——自己紹介をお願いします。
三原萌佳です。1995年生まれです。出身は大阪府寝屋川市で、別海町の友好都市である枚方市の隣の市です。地元の寝屋川は田舎というか、住宅街で、これといって不便はないけど大きな商業施設も近くにない、河川敷や公園などのどかな場所が多いところです。

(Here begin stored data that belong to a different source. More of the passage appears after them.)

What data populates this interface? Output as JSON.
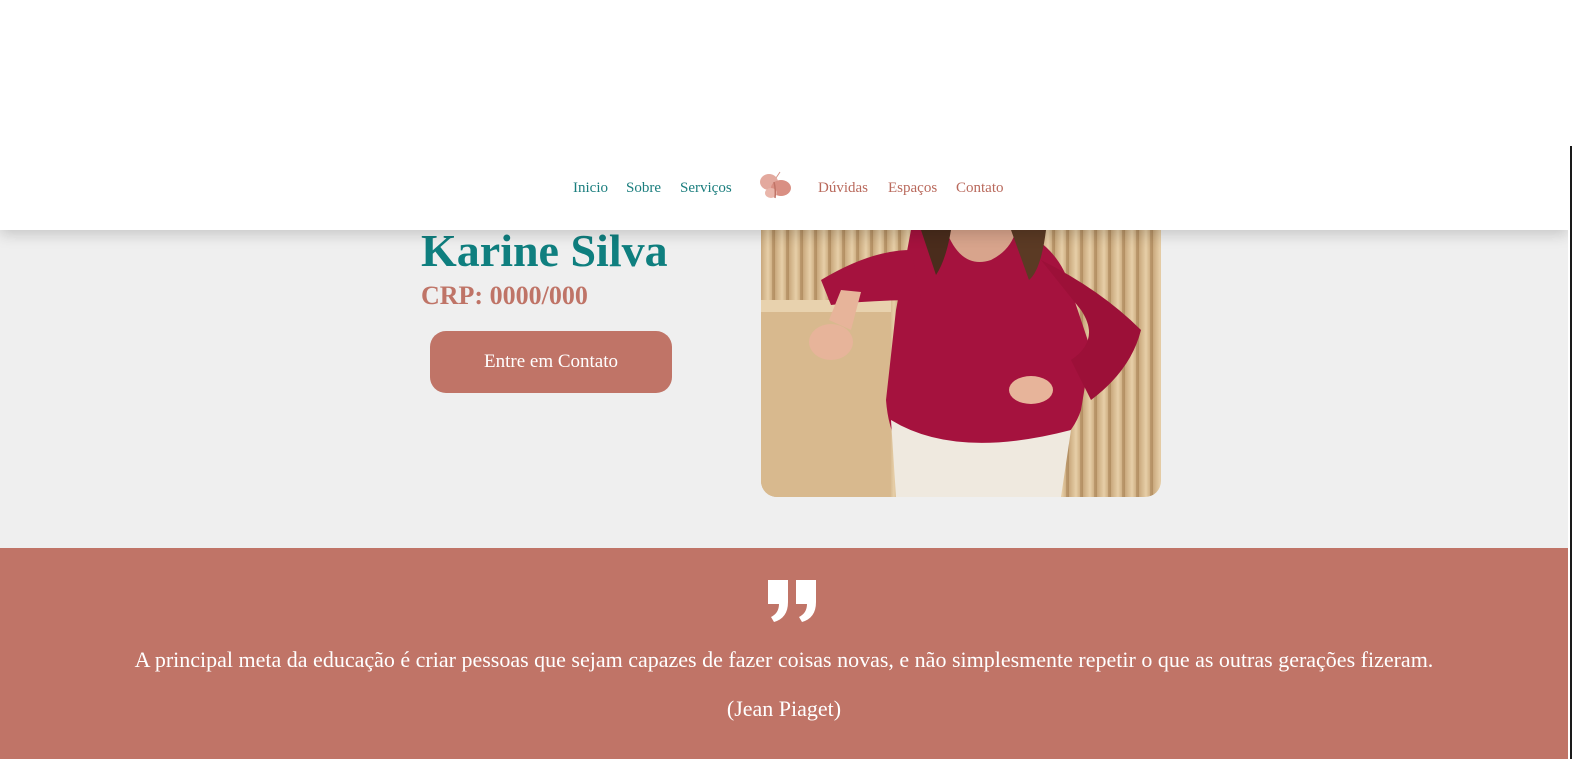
{
  "nav": {
    "left": [
      {
        "label": "Inicio"
      },
      {
        "label": "Sobre"
      },
      {
        "label": "Serviços"
      }
    ],
    "logo_icon": "butterfly-icon",
    "right": [
      {
        "label": "Dúvidas"
      },
      {
        "label": "Espaços"
      },
      {
        "label": "Contato"
      }
    ]
  },
  "hero": {
    "name": "Karine Silva",
    "crp": "CRP: 0000/000",
    "cta_label": "Entre em Contato",
    "photo_icon": "portrait-photo"
  },
  "quote": {
    "icon": "quote-icon",
    "text": "A principal meta da educação é criar pessoas que sejam capazes de fazer coisas novas, e não simplesmente repetir o que as outras gerações fizeram.",
    "author": "(Jean Piaget)"
  },
  "colors": {
    "teal": "#0f7f7f",
    "terracotta": "#c07467",
    "background": "#efefef"
  }
}
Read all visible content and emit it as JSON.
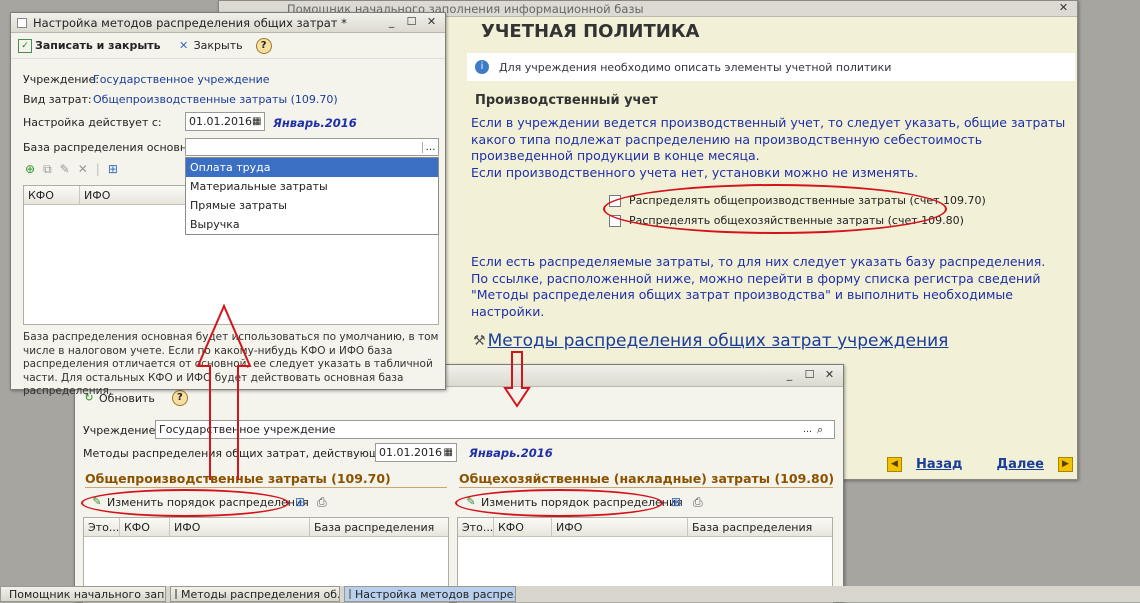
{
  "assistant": {
    "title": "Помощник начального заполнения информационной базы",
    "heading": "УЧЕТНАЯ ПОЛИТИКА",
    "info": "Для учреждения необходимо описать элементы учетной политики",
    "section": "Производственный учет",
    "para1": "Если в учреждении ведется производственный учет, то следует указать, общие затраты какого типа подлежат распределению на производственную себестоимость произведенной продукции в конце месяца.",
    "para1b": "Если производственного учета нет, установки можно не изменять.",
    "check1": "Распределять общепроизводственные затраты (счет 109.70)",
    "check2": "Распределять общехозяйственные затраты  (счет 109.80)",
    "para2": "Если есть распределяемые затраты, то для них следует указать базу распределения. По ссылке, расположенной ниже, можно перейти в форму списка регистра сведений \"Методы распределения общих затрат производства\" и выполнить необходимые настройки.",
    "link": "Методы распределения общих затрат учреждения",
    "back": "Назад",
    "next": "Далее"
  },
  "settings": {
    "title": "Настройка методов распределения общих затрат *",
    "save_close": "Записать и закрыть",
    "close": "Закрыть",
    "help": "?",
    "inst_label": "Учреждение:",
    "inst_value": "Государственное учреждение",
    "cost_label": "Вид затрат:",
    "cost_value": "Общепроизводственные затраты (109.70)",
    "date_label": "Настройка действует с:",
    "date_value": "01.01.2016",
    "period": "Январь.2016",
    "base_label": "База распределения основная:",
    "dropdown": [
      "Оплата труда",
      "Материальные затраты",
      "Прямые затраты",
      "Выручка"
    ],
    "col_kfo": "КФО",
    "col_ifo": "ИФО",
    "note": "База распределения основная будет использоваться по умолчанию, в том числе в налоговом учете. Если по какому-нибудь КФО и ИФО база распределения отличается от основной, ее следует указать в табличной части. Для остальных КФО и ИФО будет действовать основная база распределения."
  },
  "methods": {
    "refresh": "Обновить",
    "help": "?",
    "inst_label": "Учреждение:",
    "inst_value": "Государственное учреждение",
    "date_label": "Методы распределения общих затрат, действующие на:",
    "date_value": "01.01.2016",
    "period": "Январь.2016",
    "left_title": "Общепроизводственные затраты (109.70)",
    "right_title": "Общехозяйственные (накладные) затраты (109.80)",
    "change": "Изменить порядок распределения",
    "col_this": "Это...",
    "col_kfo": "КФО",
    "col_ifo": "ИФО",
    "col_base": "База распределения"
  },
  "taskbar": [
    "Помощник начального зап...",
    "Методы распределения об...",
    "Настройка методов распре..."
  ],
  "colors": {
    "highlight": "#d4141d",
    "link": "#1a3d9a",
    "selection": "#3a6fc4"
  }
}
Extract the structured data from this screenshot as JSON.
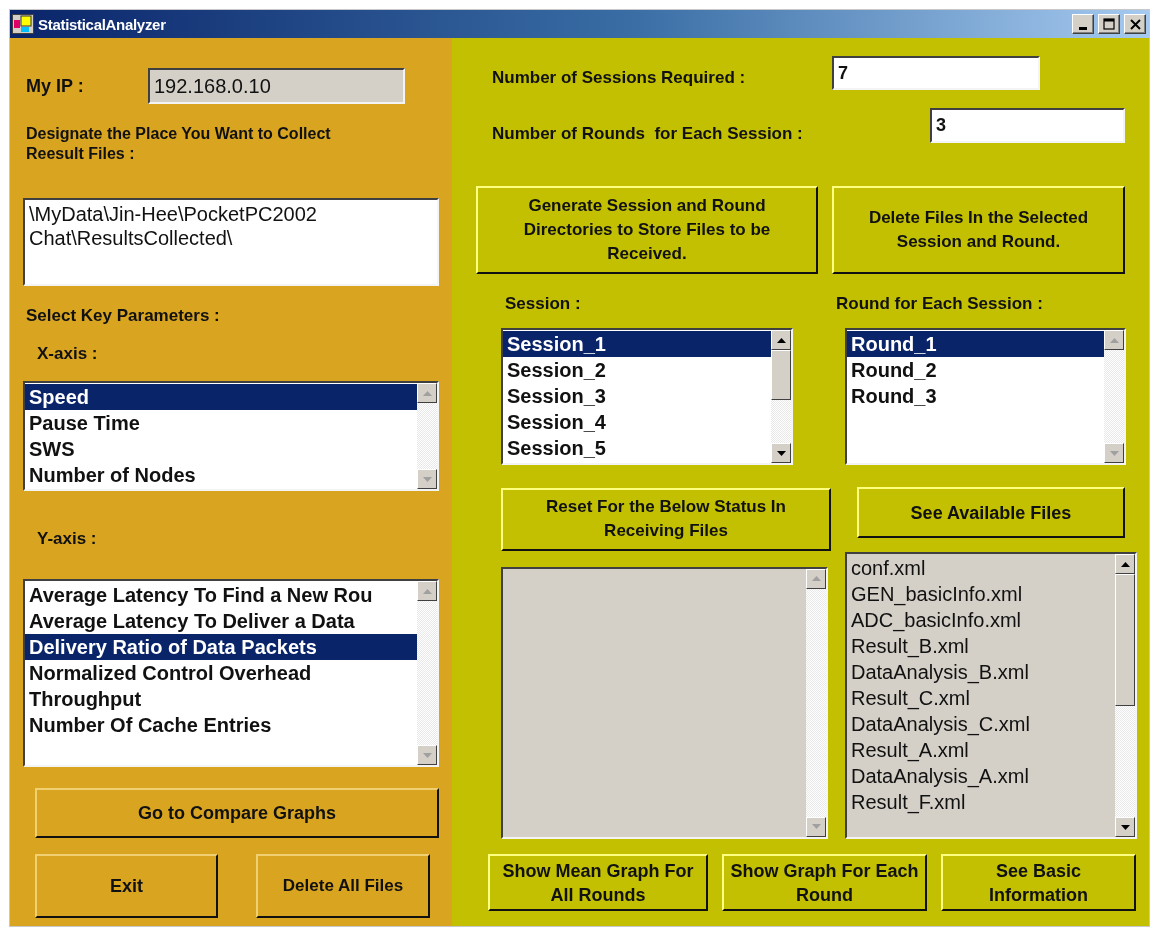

前職は、電車で30分程の大阪市内にある税理士事務所で働いていました。この事務所に勤めたきっかけは、学生時代に始めたカフェのアルバイトです。全国展開しているコーヒーショップで働いていたんですが、働いているうちに勉学に励むことより、アルバイトの方が楽しくなってしまい、大学は早い段階でドロップアウトして、お店で働くことに力をいれました。その後少しずつ昇進していって、バイトの子たちのシフトを組んだりフードの仕入れなども任されるようになりました。その中で雨の日はゆっくりお店でくつろぐ方が多いから、フードの仕入れを多めにしたり工夫したことがダイレクトに数字(売上げ)になって出てくることが楽しくて、もっと詳しくお金の管理や経営のことを知りたいと、自己流で勉強しながら資格を取って、税理士事務所で働くことにしました。
——興味を持ったことにはとりあえずチャレンジしてみるタイプですか?
そうですね。自分のやりたいことに向かっていくタイプなんだと思います。やりたいことはとりあえずやってみる。仕事も趣味もですけど、やらない後悔よりも、やった後悔みたいな感じです(笑)。
——協力隊になったきっかけは何ですか?
元々興味のあることや好きなことを仕事にしてきているってこともありますが、コロナ禍になって、好きなキャンプや旅行ができなくなったことが関係しています。前職の税理士事務所は、確定申告の時期などは⻤のように忙しくて、その忙しさから解放されるキャンプや旅行は、私にとって大事なストレス解消法だったんです。でもそれが全くできなくなって、毎朝満員電車に揺られて出社して、コロナ禍の自粛生活でストレスを発散するものも限られる日々。好きな自然に触れ合うこともできなくて、「何かもっと自然の中で体を動かすような仕事に就きたい」、「30 歳になる前に、もっと『今』しかできないことをしたい」そう思って転職先を探しました。働き方というよりは、生活スタイルを変えたくなったんです。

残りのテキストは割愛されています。